America’s Shale industry will happily stay in its new-found sweet spot – After a decade of debt-driven spending as it mounted the largest oil and gas drilling boom in half a century, the U.S. shale industry settled into a pretty sweet spot during 2022. Despite rising costs, investor demands for lower drilling budgets and a daily assault from the Biden administration, shale oil and gas drillers took advantage of strong commodity prices to increase overall domestic crude production by 620,000 barrels per day.
The easy prediction here is for the industry – which was the best-performing business sector in the U.S. stock markets during 2022 – to continue to strive to remain in this sweet spot in 2023. That would mean another year of strong, but not record production increases, like the 500,000 bopd rise projected recently by Enverus. After all, why mess up a good thing?

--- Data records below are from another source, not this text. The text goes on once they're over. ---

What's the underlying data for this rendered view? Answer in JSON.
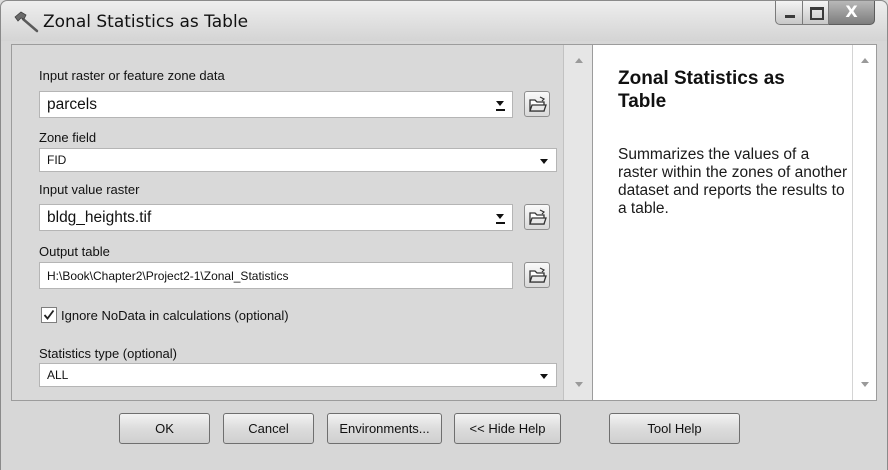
{
  "window": {
    "title": "Zonal Statistics as Table"
  },
  "form": {
    "input_zone": {
      "label": "Input raster or feature zone data",
      "value": "parcels"
    },
    "zone_field": {
      "label": "Zone field",
      "value": "FID"
    },
    "input_value_raster": {
      "label": "Input value raster",
      "value": "bldg_heights.tif"
    },
    "output_table": {
      "label": "Output table",
      "value": "H:\\Book\\Chapter2\\Project2-1\\Zonal_Statistics"
    },
    "ignore_nodata": {
      "label": "Ignore NoData in calculations (optional)",
      "checked": true
    },
    "statistics_type": {
      "label": "Statistics type (optional)",
      "value": "ALL"
    }
  },
  "help": {
    "title": "Zonal Statistics as Table",
    "body": "Summarizes the values of a raster within the zones of another dataset and reports the results to a table."
  },
  "buttons": {
    "ok": "OK",
    "cancel": "Cancel",
    "environments": "Environments...",
    "hide_help": "<< Hide Help",
    "tool_help": "Tool Help"
  },
  "window_controls": {
    "close": "X"
  },
  "icons": {
    "app": "hammer-icon",
    "browse": "open-folder-icon",
    "checkbox": "checkmark-icon"
  }
}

Saudi Arabia’s membership application will be approved by BRICS – At its 2023 Summit to be chaired by South Africa, the BRICS Alliance (Brazil, Russia, India, China and South Africa) will approve an application for membership from Saudi Arabia. Of all the possible energy-related events that could take place during 2023, this one would probably be the most consequential.
This move would make BRICS arguably the world’s most powerful economic and trade alliance, surpassing the G7. By adding Saudi Arabia, BRICS’s membership would include the world’s 2nd and 3rd-biggest economies (China and India, which surpassed Germany’s during 2022), South America’s largest economy (Brazil), Africa’s largest economy (South Africa) and the world’s 2nd and 3rd-biggest producers of oil (Saudi Arabia and Russia). The addition of Saudi Arabia to this already-powerful alliance would have profound geo-political ramifications in the global energy picture, which could even include an end of the era of the so-called “petro-dollar,” the long-term situation in which the U.S. dollar has served as the global currency for trades in oil and natural gas.
Bottom line: 2023 promises to become perhaps the most consequential year in the world of energy in modern times. Better buckle up for a wild ride.